We quickly discovered that it was too wide to go up the path easily, and we ended up having to go high to go over the fence posts. Ex had a brainwave and went under the hutch, thinking he could support it from below. What he didn't realise, and I didn't remember, was that the floor of the hutch isn't fixed, so it went up as he pushed up - and a shower of guinea pig poop rained down, all over him!

I laughed.

He's not so bad really. He took it really well, and we continued shifting it into the front garden after a struggle over the hedge, as the entrance was too tight for it.

Oh dear, I laughed. 

They do say no good deed goes unpunished, but you don't expect it to be quite so literal. 


NB. For the keen guinea pig herders out there, fear not, that's not all the run mine have. I took off a side and extend their grazing with a wire enclosure. They have plenty of room to popcorn and chomp.
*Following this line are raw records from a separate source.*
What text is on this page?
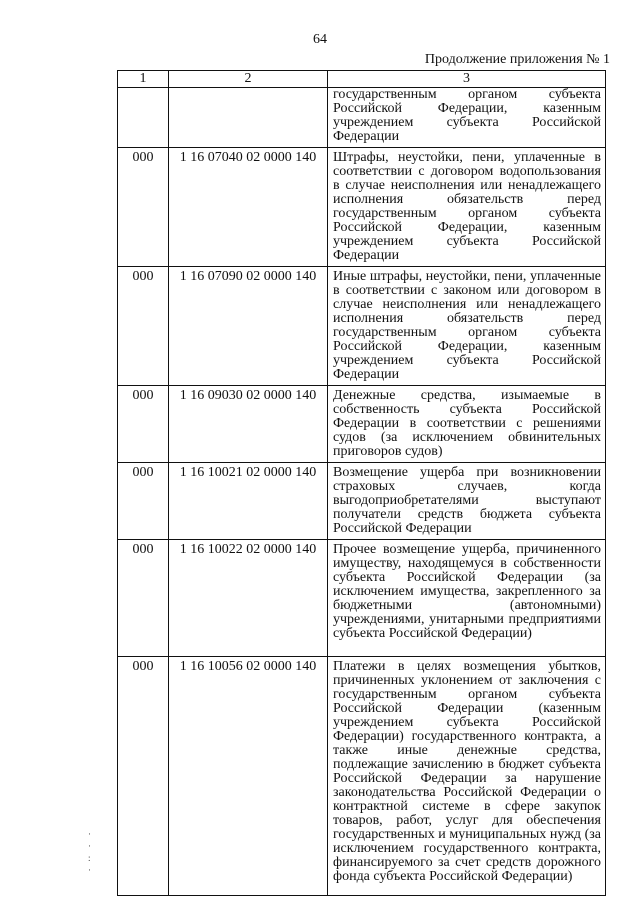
64
Продолжение приложения № 1
1	2	3
		государственным органом субъекта Российской Федерации, казенным учреждением субъекта Российской Федерации
000	1 16 07040 02 0000 140	Штрафы, неустойки, пени, уплаченные в соответствии с договором водопользования в случае неисполнения или ненадлежащего исполнения обязательств перед государственным органом субъекта Российской Федерации, казенным учреждением субъекта Российской Федерации
000	1 16 07090 02 0000 140	Иные штрафы, неустойки, пени, уплаченные в соответствии с законом или договором в случае неисполнения или ненадлежащего исполнения обязательств перед государственным органом субъекта Российской Федерации, казенным учреждением субъекта Российской Федерации
000	1 16 09030 02 0000 140	Денежные средства, изымаемые в собственность субъекта Российской Федерации в соответствии с решениями судов (за исключением обвинительных приговоров судов)
000	1 16 10021 02 0000 140	Возмещение ущерба при возникновении страховых случаев, когда выгодоприобретателями выступают получатели средств бюджета субъекта Российской Федерации
000	1 16 10022 02 0000 140	Прочее возмещение ущерба, причиненного имуществу, находящемуся в собственности субъекта Российской Федерации (за исключением имущества, закрепленного за бюджетными (автономными) учреждениями, унитарными предприятиями субъекта Российской Федерации)
000	1 16 10056 02 0000 140	Платежи в целях возмещения убытков, причиненных уклонением от заключения с государственным органом субъекта Российской Федерации (казенным учреждением субъекта Российской Федерации) государственного контракта, а также иные денежные средства, подлежащие зачислению в бюджет субъекта Российской Федерации за нарушение законодательства Российской Федерации о контрактной системе в сфере закупок товаров, работ, услуг для обеспечения государственных и муниципальных нужд (за исключением государственного контракта, финансируемого за счет средств дорожного фонда субъекта Российской Федерации)
·
·
:
·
Finished: Darkside - Belinda Bauer

Monday, March 07, 2022

Beta block

 Ha, I feel slightly hurt and miffed that I was asked by my newly writing acquaintance to be a beta reader for their book, but they evidently forgot or decided against me. They are now talking online about their excitement/anxiety about having given the book to their beta readers. 

Now, truthfully, I was dubious about agreeing to read it, as it's quite a big commitment not just to read it, but presumably within a timeframe, and try to have useful feedback about it too. When they asked, I was pretty bland in my response as I wasn't confident I would manage it, and I didn't follow up on it. 

So it's a relief and I didn't really want to do it anyway. I sort of liked the idea of doing it, but I was conscious that I'd probably find it stressful and might have ended up letting them down. 

Doesn't stop it smarting a bit tho! 

Feelings are weird. 

Friday, March 04, 2022

The 'Vid

 So, Covid sucks big ones. 

I had all my jabs, but I wasn't feeling too great last weekend and took a test: positive. 

I have been so ill with it the last few days, it's been dreadful. If that's "mild disease" then pfft. It was like the most horrible flu, it was a real struggle. 

I feel like I'm out the other side now, thankfully.